There are no natural rights in the enforcing law. There are only rights granted by your peers because all law is enforced by people. You can appeal to higher aspirations, but if the people around you have changed their mind you don't get it. Now you can pretend that you do, or you can accept reality. Or you can try and implement some authoritarian system.
"Also, I'm not 100% down with democracy, it's a bit tyranny of the majority, if I could get a Kritarchy to work I'd be fairly happy, possibly this is why I'm less worried about EU since a judge can strike down the Commission's nonsense while in the UK they can only declare Westminster's action to be incompatible with X."
And why should they do that? What's in it for them? Do you really think that judges are selfless philosopher-kings who are prepared to suffer for the causes that you like?
Attempts to enforce something where the majority of people vehemently oppose it nearly always leads to an utter mess.
For me if one disagrees with the corrupt outcomes of democratic decisions the important thing is to change the corrupt culture, perhaps change the voting system, not to put aside democracy.
The even weaker oversight on the higher law means that they can corrupt it to their will even easier by appealing to it.
The appeal to EU law, and the constant push of the ECJ to widen provisions and weaken restrictions will not lead to the Utopia you think it does.
I really don't like where this will end up. Not much difference between it and Sharia really.
SK. Yes-ish.
The responsibilities rather than rights things is related to the positive and negative freedom thing. If everyone is taught to think about responsibilities as opposed to rights it produces a better society. (As a child of the 60's my Grammar School majored on responsibilities. There were no 'rights' in my school. You just had to take your responsibilities very seriously. Mind you, I was a bloody awful student seeing as how I have always had very little respect for 'authority', as, in my experience, most of whom are in 'authority are, well, wankers.)
The EU is a corrupt corporatist cronyist nightmare. The Scots produced Adam Smith who was pretty good at pointing out the perils of that. The EU is a regression to the 16th and 17th centuries when we were ruled by extractive 'elites' with usually a single figure (a King say). What the EU bureaucrats have worked out is a way to dispense with the figurehead.
FWIW I an entirely content to have a UK Parliament lead by a Scotsman (not Gordon Brown or A Blair - obviously - but them's the exception that proves the rule). I actually think that the UK is an extraordinarily successful alliance. It is 'exceptional'. And the combined talents of us and you and the Welsh and the Irish have left an astonishing legacy of global liberty. I am not saying that the journey to that was all good - Cecil Rhodes would not be acceptable today - but the general outcome has on average been a success.
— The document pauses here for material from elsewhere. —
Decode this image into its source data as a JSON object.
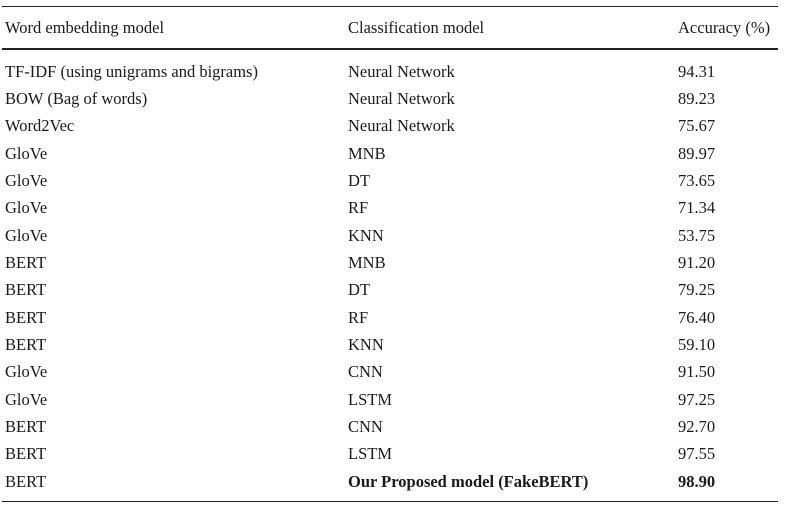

But as Osgood Fielding III says 'Nobody's perfect'.
R: "You get endless debates about what words mean, whole academic texts about interpretation etc…"
Back in the 1980s, I lived in Germany and there was a big debate about what a certain phrase in the post-WW2 German Constitution meant. All the lawyers and journalists and experts piled in with their over-complicated nonsense.
It struck me that as their Consitution was written 'under Allied supervision' (i.e. dictated to them at gunpoint) by a few younger (i.e. not obviously top Nazi) German chaps in the late 1940s, there would have been enough of them still alive to simply ask them what that phrase meant.
But they didn't do this and the debate rages to this day.
As to the "opening of Parliament" ritual, they can shove it. It's embarrassing.
MW. Opening of Parliament ritual. We all live by various rituals. I do think that many of the UK Parliament ones are more like Two Ronnies comedy turn, but maybe they are all the better for that. And after all they are pretty harmless.